Memory foam is polyurethane with additional undisclosed "proprietary" chemicals increasing its viscosity and density. Conventional polyurethane foam is made by mixing polyols, diisocyanates, catalysts, auxiliary blowing agents and other additives and allowing the resulting foam to rise. Both types of foams are plastic-based and dervived from petroleum oil.

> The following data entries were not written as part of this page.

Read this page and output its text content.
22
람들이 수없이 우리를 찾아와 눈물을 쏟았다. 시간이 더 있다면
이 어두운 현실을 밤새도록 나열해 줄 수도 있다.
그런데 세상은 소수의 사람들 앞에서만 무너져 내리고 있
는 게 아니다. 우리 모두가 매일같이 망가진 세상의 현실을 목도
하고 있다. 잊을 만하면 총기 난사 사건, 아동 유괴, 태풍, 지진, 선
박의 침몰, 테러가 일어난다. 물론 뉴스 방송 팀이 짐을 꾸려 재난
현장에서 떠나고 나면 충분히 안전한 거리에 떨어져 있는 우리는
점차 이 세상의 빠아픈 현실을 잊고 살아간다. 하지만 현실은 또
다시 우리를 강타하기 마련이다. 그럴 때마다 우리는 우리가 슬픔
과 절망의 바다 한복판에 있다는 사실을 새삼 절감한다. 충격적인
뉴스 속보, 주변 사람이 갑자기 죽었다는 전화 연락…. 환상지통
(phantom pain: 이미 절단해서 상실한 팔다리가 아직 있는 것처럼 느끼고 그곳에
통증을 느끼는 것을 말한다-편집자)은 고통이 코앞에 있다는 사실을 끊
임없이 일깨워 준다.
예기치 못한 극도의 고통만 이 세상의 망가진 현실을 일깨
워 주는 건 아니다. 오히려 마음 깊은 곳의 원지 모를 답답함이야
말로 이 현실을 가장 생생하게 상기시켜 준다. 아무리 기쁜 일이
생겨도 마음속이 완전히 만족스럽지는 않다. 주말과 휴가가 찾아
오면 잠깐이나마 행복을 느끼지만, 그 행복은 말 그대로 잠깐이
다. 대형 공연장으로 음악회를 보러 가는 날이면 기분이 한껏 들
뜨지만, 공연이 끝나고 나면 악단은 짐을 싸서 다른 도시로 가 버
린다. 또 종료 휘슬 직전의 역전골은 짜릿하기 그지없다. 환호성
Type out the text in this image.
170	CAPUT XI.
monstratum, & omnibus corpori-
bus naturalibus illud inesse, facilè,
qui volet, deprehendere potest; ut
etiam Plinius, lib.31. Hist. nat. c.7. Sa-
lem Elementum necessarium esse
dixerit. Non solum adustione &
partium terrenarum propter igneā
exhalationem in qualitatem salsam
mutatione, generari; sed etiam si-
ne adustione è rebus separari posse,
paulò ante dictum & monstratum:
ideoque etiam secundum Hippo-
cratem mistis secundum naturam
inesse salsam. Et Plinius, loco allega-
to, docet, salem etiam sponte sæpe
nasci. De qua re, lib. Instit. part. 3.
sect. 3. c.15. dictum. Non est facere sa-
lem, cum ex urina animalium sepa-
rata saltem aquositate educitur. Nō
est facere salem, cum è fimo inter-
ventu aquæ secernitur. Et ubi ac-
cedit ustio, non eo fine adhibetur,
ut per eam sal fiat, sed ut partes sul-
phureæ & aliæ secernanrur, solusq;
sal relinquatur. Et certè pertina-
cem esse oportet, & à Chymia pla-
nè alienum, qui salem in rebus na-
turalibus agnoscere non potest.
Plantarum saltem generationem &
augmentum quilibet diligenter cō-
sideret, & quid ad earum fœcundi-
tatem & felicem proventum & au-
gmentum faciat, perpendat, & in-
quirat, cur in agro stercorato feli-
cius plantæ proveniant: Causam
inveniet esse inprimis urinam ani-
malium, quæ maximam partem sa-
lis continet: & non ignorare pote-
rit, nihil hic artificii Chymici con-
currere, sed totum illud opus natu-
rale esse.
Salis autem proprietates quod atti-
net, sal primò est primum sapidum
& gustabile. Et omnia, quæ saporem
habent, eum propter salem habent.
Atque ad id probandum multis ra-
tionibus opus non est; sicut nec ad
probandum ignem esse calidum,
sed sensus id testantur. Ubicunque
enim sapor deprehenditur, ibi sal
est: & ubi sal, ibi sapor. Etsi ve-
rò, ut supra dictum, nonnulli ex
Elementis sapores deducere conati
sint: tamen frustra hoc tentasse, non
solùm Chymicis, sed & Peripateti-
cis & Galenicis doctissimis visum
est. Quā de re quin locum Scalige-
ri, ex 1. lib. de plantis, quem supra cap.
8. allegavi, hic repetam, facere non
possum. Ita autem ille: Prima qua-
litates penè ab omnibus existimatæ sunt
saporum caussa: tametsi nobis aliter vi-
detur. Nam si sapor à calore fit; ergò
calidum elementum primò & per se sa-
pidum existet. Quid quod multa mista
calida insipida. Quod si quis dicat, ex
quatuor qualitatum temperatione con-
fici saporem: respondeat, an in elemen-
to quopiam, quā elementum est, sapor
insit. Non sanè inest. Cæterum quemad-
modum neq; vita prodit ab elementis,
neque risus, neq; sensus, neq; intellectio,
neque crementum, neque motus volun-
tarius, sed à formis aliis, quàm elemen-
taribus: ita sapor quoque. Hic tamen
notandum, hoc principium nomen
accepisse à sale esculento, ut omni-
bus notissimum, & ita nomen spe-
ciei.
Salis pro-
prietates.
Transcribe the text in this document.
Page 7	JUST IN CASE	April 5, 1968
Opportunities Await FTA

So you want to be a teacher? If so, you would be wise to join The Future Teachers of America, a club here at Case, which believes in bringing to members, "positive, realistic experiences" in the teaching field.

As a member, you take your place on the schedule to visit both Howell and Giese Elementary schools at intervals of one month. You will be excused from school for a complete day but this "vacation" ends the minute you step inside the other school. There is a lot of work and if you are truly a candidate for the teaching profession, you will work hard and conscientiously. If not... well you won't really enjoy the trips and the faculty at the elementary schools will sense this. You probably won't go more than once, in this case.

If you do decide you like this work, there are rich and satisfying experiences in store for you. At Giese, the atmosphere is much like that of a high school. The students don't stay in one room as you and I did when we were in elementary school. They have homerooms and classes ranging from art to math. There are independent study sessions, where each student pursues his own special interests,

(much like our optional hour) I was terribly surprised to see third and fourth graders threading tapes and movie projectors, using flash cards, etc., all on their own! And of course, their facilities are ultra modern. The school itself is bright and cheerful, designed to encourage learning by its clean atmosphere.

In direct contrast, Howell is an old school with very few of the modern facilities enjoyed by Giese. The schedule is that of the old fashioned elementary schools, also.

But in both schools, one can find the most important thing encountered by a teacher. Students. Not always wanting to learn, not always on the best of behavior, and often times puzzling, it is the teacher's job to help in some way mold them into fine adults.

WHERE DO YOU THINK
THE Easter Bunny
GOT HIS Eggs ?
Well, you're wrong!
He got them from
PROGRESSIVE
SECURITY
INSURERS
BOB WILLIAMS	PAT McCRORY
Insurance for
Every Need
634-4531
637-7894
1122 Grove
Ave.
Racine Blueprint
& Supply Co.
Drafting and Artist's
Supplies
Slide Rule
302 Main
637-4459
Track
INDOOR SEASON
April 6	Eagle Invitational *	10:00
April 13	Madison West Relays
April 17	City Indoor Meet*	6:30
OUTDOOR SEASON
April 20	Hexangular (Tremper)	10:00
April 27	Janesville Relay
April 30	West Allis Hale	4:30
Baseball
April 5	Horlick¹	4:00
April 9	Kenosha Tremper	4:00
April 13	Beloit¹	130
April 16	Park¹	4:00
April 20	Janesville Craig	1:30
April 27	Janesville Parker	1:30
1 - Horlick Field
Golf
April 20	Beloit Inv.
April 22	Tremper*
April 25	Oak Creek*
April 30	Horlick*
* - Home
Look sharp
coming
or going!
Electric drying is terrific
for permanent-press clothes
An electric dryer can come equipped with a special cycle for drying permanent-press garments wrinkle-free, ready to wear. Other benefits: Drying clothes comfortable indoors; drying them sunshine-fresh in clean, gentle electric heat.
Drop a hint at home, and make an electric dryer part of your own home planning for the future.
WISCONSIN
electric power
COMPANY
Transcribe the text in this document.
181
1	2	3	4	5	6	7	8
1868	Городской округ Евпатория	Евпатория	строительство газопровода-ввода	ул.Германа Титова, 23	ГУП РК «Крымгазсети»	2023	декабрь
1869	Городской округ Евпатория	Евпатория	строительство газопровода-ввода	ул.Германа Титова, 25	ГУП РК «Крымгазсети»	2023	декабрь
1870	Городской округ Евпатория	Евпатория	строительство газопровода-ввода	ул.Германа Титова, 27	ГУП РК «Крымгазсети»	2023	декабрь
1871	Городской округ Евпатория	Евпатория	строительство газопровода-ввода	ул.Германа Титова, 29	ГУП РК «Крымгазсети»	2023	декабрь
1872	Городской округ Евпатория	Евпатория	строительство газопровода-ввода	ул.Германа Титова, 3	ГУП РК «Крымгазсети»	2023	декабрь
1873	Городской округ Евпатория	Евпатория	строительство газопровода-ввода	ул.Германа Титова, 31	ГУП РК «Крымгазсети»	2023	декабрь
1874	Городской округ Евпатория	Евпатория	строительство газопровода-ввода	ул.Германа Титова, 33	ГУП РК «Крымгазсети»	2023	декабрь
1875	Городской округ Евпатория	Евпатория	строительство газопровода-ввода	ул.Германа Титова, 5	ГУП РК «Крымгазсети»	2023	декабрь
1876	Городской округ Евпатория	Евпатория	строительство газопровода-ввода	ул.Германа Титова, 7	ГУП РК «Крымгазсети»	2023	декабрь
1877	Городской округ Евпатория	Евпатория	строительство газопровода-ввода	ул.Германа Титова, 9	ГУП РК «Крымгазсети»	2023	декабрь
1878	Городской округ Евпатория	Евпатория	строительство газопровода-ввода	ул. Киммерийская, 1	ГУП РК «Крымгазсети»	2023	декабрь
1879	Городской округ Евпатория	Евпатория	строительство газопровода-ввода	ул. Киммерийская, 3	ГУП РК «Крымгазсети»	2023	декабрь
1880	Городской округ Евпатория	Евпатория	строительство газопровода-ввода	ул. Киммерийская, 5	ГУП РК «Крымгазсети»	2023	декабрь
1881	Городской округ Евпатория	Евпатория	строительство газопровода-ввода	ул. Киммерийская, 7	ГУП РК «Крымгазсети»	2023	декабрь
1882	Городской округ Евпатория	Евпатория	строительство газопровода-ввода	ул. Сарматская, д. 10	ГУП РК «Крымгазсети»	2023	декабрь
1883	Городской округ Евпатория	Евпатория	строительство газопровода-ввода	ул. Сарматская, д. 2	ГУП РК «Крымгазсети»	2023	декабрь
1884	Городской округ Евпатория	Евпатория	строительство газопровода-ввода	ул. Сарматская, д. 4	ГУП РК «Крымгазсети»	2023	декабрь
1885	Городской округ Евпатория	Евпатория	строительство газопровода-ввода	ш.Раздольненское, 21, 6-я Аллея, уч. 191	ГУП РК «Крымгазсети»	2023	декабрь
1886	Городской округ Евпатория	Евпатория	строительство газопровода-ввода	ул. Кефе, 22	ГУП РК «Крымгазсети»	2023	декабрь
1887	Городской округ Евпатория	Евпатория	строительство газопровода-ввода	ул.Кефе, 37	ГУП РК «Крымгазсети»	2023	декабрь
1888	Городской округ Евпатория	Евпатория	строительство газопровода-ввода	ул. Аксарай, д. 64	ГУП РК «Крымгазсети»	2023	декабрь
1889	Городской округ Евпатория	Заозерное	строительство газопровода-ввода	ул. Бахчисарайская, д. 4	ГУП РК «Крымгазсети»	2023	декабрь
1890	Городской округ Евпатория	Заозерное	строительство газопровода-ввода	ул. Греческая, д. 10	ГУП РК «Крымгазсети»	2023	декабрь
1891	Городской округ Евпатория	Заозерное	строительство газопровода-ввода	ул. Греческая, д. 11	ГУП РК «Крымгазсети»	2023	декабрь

The United States Environmental Protection Agency published two documents proposing National Emissions Standards for Hazardous Air Pollutants (HAP) concerning hazardous emissions produced during the making of flexible polyurethane foam products. The HAP emissions associated with polyurethane foam production include methylene chloride, toluene diisocyanate, methyl chloroform, methylene diphenyl diisocyanate, propylene oxide, diethanolamine, methyl ethyl ketone, methanol, and toluene however not all chemical emissions associated with the production of these material have been classified. Methylene chloride makes up over 98 percent of the total HAP emissions from this industry. Short-term exposure to high concentrations of methylene chloride also irritates the nose and throat. The effects of chronic (long-term) exposure to methylene chloride in humans involve the central nervous system, and include headaches, dizziness, nausea, and memory loss. Animal studies indicate that inhalation of methylene chloride affects the liver, kidney, and cardiovascular system. Developmental or reproductive effects of methylene chloride have not been reported in humans, but limited animal studies have reported lowered fetal body weights in rats exposed.